Beyond within-judge instability, cross-judge agreement is only 76% ($\text{kappa} = 0.51$), semantically equivalent prompt templates change majority outcomes in 25% of tested cases, and deterministic decoding reduces but does not eliminate inconsistency. A reliability curve analysis shows that, in our dataset, 11 repeated trials are needed for a majority vote to recover the 50-trial reference verdict with 95% probability on average, rising to 15 for high-variance questions. These findings suggest that single-trial LLM judging is often too noisy for high-stakes evaluation, and that multi-trial aggregation, position randomization, and explicit uncertainty reporting should be standard practice. Since both judges are from a single provider, cross-provider replication remains an important next step.

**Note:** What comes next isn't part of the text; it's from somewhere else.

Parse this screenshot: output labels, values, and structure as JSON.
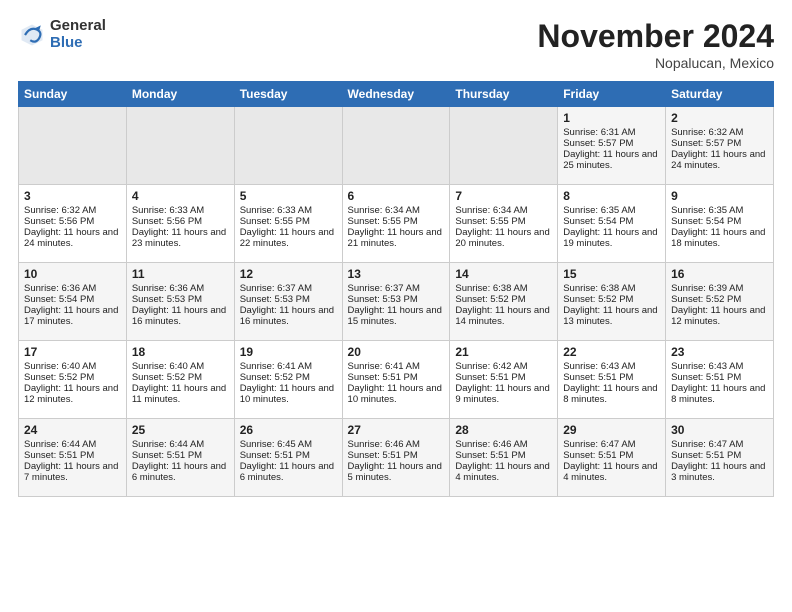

Blogger's Review: This study highlights the limitations of LLMs as judges, particularly in high-stakes scenarios. The findings indicate that single-trial judgments may lead to unreliable outcomes, suggesting that multi-trial and randomization methods should be adopted to enhance evaluation accuracy and reliability. Future research should focus on cross-provider validation as a crucial next step.